The GOP Vision of America
As Sarah Jones discusses here, the GOP vision of America is just…nothing basically. There’s just no human values here at all.
Someone has to care for your children, your parents, and someday, you. Absent this person, who steps in? A relative, maybe, if they’ve got the time. Otherwise you’re on your own, left to sort out the burden of care with whatever resources you possess. Should those resources be plentiful, you’ll be fine. If they aren’t, you’re in trouble. You’ll have to leave work to care for your children. Your parents will depend entirely on you. And as you age, no one will be there to nurse you.
That fate is already reality for thousands of Americans who lack the means to afford child care or nursing care in their homes.

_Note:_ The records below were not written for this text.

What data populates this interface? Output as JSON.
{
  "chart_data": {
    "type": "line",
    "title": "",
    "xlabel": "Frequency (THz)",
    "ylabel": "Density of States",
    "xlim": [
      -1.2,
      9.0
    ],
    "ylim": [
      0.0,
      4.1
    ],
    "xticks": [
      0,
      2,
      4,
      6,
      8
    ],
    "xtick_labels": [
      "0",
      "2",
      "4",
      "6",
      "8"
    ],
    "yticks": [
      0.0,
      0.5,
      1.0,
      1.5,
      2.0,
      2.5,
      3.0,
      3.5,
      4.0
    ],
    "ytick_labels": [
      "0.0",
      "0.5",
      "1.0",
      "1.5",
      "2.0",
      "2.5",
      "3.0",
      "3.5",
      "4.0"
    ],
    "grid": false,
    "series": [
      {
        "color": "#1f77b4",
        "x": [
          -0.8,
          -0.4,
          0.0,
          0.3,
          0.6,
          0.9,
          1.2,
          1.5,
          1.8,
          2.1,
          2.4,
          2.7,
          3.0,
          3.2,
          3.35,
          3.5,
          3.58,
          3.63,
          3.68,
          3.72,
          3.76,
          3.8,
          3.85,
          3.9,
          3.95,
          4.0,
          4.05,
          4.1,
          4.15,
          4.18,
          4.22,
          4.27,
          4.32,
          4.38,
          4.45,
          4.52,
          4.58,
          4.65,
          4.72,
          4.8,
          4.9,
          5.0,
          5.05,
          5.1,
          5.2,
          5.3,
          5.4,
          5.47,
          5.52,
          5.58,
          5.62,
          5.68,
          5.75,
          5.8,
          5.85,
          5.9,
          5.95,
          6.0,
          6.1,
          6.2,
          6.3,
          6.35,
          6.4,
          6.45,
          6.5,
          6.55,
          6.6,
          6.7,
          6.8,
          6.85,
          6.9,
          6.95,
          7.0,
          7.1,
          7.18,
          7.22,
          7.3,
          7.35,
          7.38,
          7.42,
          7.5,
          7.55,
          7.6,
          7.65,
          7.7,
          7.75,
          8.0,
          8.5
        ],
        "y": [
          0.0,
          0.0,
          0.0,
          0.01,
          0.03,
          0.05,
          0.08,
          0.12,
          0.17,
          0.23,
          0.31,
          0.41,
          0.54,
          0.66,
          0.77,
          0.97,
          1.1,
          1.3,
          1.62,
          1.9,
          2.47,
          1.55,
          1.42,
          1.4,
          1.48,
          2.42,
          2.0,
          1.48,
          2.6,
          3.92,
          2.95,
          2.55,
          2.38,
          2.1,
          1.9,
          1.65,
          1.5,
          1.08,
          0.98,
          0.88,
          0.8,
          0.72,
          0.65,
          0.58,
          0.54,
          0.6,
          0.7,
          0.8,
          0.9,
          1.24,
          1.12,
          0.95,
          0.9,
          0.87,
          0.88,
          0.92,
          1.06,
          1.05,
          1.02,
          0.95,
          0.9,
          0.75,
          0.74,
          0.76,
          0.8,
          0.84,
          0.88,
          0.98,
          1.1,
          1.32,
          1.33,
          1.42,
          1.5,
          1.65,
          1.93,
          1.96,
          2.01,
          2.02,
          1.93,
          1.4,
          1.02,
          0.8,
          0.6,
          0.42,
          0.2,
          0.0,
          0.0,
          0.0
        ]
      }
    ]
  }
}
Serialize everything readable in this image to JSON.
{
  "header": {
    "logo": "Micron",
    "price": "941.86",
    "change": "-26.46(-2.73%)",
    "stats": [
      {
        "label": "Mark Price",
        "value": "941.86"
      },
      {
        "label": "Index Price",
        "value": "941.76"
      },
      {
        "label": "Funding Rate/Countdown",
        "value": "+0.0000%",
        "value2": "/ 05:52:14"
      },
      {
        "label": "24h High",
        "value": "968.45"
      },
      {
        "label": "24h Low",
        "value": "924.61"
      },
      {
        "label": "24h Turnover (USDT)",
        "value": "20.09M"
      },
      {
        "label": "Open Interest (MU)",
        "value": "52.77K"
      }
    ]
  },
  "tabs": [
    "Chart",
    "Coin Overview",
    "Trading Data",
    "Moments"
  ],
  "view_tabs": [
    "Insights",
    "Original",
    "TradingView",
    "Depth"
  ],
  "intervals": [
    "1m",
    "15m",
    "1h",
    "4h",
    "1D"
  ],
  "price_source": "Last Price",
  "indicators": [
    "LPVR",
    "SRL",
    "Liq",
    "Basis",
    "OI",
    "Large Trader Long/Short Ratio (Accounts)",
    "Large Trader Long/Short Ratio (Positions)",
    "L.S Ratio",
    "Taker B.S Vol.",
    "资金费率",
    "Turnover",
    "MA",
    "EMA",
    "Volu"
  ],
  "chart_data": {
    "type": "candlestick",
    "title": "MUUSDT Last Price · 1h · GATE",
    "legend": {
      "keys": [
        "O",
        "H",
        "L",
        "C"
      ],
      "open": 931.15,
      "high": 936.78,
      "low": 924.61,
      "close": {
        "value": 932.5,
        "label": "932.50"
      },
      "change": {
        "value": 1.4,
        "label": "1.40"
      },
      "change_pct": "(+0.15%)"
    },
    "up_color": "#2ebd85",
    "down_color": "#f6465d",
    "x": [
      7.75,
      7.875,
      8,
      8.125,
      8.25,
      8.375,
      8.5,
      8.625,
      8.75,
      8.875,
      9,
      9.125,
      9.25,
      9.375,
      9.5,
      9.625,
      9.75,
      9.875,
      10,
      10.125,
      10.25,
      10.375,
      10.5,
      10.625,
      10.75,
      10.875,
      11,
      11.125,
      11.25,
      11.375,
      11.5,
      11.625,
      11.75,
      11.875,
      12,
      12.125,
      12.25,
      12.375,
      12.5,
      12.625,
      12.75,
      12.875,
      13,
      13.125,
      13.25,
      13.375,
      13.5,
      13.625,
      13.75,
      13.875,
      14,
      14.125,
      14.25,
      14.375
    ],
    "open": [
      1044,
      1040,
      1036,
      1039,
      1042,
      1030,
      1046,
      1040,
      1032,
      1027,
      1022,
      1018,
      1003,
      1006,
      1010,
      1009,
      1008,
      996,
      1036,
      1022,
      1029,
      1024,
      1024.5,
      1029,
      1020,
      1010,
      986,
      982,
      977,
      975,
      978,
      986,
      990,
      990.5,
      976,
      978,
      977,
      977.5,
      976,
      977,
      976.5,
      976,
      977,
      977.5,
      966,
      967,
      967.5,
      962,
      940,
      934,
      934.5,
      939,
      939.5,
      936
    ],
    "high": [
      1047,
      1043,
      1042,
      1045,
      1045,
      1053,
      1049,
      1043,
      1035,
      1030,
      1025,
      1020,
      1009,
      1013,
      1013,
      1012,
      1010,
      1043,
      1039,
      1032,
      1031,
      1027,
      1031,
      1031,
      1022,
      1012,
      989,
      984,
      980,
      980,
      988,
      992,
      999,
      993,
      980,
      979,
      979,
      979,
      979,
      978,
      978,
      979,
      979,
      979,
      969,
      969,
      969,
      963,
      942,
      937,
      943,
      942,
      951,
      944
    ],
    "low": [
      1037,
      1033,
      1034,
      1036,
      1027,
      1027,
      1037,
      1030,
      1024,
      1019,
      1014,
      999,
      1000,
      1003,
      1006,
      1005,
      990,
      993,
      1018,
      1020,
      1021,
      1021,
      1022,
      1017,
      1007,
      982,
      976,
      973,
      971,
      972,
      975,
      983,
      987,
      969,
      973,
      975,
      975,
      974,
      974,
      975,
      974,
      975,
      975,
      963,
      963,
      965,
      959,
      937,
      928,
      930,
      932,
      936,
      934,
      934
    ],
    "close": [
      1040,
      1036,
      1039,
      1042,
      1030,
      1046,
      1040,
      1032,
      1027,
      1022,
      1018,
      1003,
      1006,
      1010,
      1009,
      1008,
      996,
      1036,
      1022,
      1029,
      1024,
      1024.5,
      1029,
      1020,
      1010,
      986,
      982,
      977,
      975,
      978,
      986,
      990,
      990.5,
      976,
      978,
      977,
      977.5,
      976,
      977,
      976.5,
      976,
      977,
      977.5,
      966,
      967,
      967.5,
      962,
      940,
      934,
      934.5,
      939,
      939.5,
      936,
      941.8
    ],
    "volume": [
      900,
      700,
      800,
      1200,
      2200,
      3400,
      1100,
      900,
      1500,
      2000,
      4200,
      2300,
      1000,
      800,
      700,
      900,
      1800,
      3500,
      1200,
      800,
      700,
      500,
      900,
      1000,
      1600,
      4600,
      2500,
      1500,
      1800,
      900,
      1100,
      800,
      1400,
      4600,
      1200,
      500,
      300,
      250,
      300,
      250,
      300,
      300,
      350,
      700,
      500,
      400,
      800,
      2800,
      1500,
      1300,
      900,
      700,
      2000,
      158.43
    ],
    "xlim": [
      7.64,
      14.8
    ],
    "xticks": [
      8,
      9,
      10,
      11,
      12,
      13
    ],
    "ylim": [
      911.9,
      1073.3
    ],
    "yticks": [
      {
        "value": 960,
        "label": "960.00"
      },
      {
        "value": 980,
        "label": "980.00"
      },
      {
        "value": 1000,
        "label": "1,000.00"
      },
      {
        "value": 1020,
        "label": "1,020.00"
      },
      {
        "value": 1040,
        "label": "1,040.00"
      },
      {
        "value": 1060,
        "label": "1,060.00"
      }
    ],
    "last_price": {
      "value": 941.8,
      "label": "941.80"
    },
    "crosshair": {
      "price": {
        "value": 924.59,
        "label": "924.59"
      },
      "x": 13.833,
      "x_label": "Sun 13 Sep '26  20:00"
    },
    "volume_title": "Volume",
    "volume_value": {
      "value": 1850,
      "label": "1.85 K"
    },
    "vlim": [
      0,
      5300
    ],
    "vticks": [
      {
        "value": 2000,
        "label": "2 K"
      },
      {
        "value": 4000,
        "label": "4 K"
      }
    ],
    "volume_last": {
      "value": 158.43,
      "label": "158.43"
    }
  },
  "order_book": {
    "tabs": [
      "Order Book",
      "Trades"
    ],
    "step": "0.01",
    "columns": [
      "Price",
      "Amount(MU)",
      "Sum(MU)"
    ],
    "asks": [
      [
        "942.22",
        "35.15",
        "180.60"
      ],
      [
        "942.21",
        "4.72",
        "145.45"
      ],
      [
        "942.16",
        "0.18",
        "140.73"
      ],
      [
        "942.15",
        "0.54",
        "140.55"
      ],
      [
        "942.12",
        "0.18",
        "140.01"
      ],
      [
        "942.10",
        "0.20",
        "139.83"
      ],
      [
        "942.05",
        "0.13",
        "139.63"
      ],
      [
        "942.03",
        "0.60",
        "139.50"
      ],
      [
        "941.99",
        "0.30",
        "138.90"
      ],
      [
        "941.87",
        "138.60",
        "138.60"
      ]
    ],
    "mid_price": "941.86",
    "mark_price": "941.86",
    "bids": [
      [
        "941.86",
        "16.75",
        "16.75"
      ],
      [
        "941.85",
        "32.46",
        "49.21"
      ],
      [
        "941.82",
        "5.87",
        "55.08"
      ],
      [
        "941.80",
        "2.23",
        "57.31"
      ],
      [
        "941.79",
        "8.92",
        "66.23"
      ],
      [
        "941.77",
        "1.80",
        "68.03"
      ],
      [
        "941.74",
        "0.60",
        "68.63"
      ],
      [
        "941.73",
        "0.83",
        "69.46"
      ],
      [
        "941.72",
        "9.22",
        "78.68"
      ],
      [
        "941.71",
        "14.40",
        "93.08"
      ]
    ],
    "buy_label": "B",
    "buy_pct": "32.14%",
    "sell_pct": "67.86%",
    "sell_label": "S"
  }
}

President Biden’s new $3 trillion infrastructure plan takes some steps toward relief. It allocates new public funding to care work and child-care facilities. The plan is far from perfect: Some argue it doesn’t do enough to raise wages for child-care workers. But it contains a suggestion that is radical by American standards: Care work is infrastructure, as necessary as a road or a bridge.
Republicans disagree. On CNBC, Senator Shelley Capito of West Virginia said she wants a different kind of infrastructure plan, something that doesn’t fund “home-health aides and school buildings and all of these kinds of things.” Her colleague, Senator Marsha Blackburn of Tennessee, tweeted that the Biden plan “is about anything but infrastructure.”
The Washington Post reports that a group of Republican senators, including Capito, are working on their own bill, which would “narrow their focus” to “traditional” infrastructure, without the corporate tax increase Biden had proposed to pay for it. Ignore, for a moment, Capito’s assertion that school construction is somehow not infrastructure: Care work, too, is infrastructure, as many left-wing economists, organizers, and advocates have argued for years. Republicans seem to believe that physical infrastructure simply appears, as if a giant hand descends from the sky and builds a road by itself. Construction isn’t sorcery — people have to build things, and those people need other people to care for their children, teach them, and look after relatives while they’re building that road. There is no giant hand. There are no robots, either. Workers are human beings, with human requirements. Society cannot function without care work or the laborers who perform it. A collective good, care work is a collective responsibility too. The only question remaining is the law. Will it pay for care work, or not?
The literal definition of infrastructure for Republicans is having some sweet roads, preferably privately run for profit, so that they can drive fast in their big trucks and roll coal on Democrats and their silly little electric vehicles. It’s all culture war, including taking care of your elderly parents or babies. Party of life baby!